ENOUGH IS ENOUGH: Stanthorpe Sports Association is taking Southern Downs Regional Council to court over long-standing disagreements with regard to field maintenance. Matthew Purcell

'We'll see you in court'

A STOUSH between Stanthorpe Sports Association and Southern Downs Regional Council is about to go through the courts.

On Monday, November 26 the association lodged a claim with the Magistrates Court of Queensland seeking damages "for breach of the lease in the amount of $26,175.85".

According to solicitor for the plaintiff (SSA), Michael Catanzaro, the disagreement dates back more than two years, with the association alleging that council refused to meet the terms of its lease agreement.

"The Stanthorpe Sports Association entered into a lease with the council in or around May to June 2016. The lease contained terms regarding the maintenance of the fields," Mr Catanzaro said.

"These terms were the same terms in essence as has been in place between the council and the association for more than 20 years.

"At no stage did council indicate to the association prior to signing the lease that it did not intend to continue maintaining the fields in accordance with the past or with what the association were led to believe were the terms of the lease.

"Two days after council signed the lease, council advised the association that, despite the terms of the lease, it would effectively not be responsible for the maintenance of the playing fields. "As a result, the association was forced to take on the field maintenance itself to ensure that sport can continue to be played and practiced in a safe manner," Mr Catanzaro said.

As a result, SSA were levelled with costs it hadn't factored in and couldn't, as a not-for-profit, afford to maintain, he said.

"The association has incurred unexpected debts and is reliant on the good will of many people to remain viable.

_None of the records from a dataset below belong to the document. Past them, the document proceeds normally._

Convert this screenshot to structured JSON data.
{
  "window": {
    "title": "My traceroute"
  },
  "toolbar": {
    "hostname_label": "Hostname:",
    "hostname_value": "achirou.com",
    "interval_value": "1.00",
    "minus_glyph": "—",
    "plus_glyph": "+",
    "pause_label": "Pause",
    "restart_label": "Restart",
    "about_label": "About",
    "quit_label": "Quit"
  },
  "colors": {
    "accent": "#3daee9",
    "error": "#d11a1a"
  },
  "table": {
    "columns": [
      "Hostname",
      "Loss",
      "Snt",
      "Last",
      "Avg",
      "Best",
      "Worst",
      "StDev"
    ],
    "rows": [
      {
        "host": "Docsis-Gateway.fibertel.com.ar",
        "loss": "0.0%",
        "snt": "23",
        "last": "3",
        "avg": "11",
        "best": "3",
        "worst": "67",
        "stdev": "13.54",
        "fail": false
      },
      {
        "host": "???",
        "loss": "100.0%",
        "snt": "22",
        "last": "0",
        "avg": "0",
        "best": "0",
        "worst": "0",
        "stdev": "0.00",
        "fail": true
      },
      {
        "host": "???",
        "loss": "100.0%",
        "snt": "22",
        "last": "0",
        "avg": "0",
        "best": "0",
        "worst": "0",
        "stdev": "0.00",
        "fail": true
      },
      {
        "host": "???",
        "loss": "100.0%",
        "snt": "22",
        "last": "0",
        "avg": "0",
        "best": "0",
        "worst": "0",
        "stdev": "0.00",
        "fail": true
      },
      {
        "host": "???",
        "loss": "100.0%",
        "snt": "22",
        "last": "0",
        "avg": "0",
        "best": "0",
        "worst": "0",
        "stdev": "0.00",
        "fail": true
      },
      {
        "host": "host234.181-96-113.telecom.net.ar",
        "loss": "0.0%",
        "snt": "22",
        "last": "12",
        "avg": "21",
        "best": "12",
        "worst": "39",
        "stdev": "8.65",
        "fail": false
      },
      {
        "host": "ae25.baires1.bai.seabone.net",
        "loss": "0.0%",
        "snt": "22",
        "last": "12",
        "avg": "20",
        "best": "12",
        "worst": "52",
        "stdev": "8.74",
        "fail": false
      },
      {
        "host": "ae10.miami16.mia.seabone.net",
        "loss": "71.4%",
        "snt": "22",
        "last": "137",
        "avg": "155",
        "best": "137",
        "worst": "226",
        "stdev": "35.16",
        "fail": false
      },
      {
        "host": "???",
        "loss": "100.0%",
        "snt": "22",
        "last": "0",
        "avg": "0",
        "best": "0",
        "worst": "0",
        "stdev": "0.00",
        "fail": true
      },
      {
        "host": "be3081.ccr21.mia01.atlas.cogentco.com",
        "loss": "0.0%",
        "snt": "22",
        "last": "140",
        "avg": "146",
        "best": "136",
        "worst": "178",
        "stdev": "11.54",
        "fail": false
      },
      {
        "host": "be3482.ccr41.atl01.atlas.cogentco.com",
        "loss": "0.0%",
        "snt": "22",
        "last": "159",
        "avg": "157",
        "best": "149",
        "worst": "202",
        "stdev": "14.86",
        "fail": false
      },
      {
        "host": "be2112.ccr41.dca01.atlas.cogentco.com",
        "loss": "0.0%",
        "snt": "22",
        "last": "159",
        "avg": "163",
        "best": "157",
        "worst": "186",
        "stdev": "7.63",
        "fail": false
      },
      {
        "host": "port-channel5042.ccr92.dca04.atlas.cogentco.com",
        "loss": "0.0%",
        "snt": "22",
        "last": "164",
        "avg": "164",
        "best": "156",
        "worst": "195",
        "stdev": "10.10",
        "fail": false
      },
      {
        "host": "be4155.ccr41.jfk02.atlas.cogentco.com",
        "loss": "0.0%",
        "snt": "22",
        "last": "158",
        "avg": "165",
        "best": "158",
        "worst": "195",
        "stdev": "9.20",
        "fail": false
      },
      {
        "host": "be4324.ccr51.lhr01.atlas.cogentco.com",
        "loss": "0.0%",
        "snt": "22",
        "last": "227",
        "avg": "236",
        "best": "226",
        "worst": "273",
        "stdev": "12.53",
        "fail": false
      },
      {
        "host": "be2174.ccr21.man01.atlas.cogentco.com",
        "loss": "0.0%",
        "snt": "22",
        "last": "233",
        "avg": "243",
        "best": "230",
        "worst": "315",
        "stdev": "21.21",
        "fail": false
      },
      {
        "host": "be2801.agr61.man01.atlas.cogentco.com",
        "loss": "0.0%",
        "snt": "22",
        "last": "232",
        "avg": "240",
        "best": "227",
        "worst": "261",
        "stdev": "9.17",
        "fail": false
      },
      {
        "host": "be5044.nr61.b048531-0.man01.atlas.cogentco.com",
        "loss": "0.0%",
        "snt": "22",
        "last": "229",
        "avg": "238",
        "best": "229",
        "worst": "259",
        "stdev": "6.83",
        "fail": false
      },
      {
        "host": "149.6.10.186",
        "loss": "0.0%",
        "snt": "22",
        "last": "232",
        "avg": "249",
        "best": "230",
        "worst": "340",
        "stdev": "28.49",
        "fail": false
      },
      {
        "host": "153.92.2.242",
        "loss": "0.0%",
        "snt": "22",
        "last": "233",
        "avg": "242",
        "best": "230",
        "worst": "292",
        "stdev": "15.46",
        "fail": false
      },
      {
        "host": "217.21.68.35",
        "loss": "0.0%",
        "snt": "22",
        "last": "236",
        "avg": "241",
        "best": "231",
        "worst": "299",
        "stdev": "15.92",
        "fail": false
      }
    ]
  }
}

"The association has exhausted many various avenues to resolve this matter but was not successful."

According to excerpts within the claim, it was Mayor Tracy Dobie who sought to renege on the lease agreement.

"I made the decision that the lease could not go ahead and sought legal advice to break the lease. The legal advice received was that the lease had gone too far and could not be broken, however we could set a level of maintenance as the clause of the lease was ambiguous.

"The council has no money. There is no money in the bank. If something happens or there is a disaster, council will not be able to get a loan of money," the mayor is quoted as saying in statements to SSA executive members on October 5, 2016.

Mr Catanzaro said the plaintiff would argue that the lease was an 'entire agreement clause' and individual clauses could not be ignored.

"In the circumstances, the association felt that it had no choice but to seek to enforce, what it believes to be, its rights under the lease for the benefit of the community.

"Our firm, with the assistance of Stephen R J Bullow of counsel, has agreed to act on behalf of the association to assist with this matter and to this end has agreed that if the claim were unsuccessful we would not seek payment of our professional costs from the association," Mr Catanzaro said.

Council has 28 days to respond if it wishes to dispute the claim.

Council declined to comment saying "as this is a legal matter council cannot provide comment at this time."